Houston headquartered Marathon Oil has agreed to sell all its operated producing properties in the US Gulf of Mexico and a tranche of non-operated interests for US$205 million.
The deal with an undisclosed buyer is said to be part of an ongoing move out of traditional exploration assets as the firm focuses on shale plays.
The move follows Marathon Oil being hit with an improvement notice by the UK's Health and Safety Executive after a hydrocarbon release from a 3in riser base gas lift riser inside the Brae Alpha installation in June this year. According to the HSE, Marathon didn't have in place adequate measures to carry out inspection of the riser and assure its integrity.
Under the latest sale, which follows Marathon selling its East Africa assets and, last year, its Norwegian business, it will divest its operated greater Ewing Bank area assets and some non-operated interests in other Gulf of Mexico fields. This includes producing interests in the Petronius and Neptune fields in the Gulf of Mexico.
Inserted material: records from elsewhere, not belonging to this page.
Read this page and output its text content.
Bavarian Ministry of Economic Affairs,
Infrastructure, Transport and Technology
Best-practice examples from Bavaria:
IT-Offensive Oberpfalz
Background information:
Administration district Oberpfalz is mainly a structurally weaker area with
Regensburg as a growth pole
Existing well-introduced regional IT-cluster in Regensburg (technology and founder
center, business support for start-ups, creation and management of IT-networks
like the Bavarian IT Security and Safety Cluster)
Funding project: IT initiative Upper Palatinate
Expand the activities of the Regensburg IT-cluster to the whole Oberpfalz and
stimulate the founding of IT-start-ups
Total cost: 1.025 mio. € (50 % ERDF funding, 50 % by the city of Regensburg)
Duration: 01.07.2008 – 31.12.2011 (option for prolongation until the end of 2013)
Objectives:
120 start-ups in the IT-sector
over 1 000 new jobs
The buyer will assume all future abandonment obligations for the acquired assets. Marathon says these assets represent a majority of the company's operated and non-operated producing properties in the Gulf of Mexico.
However, Marathon Oil will retain its interests in certain other producing assets and acreage in the Gulf of Mexico, as well as its interests in the Gunflint development and Shenandoah discovery.
Image: Marathon's Brae complex in the UK North Sea. Image from Marathon Oil.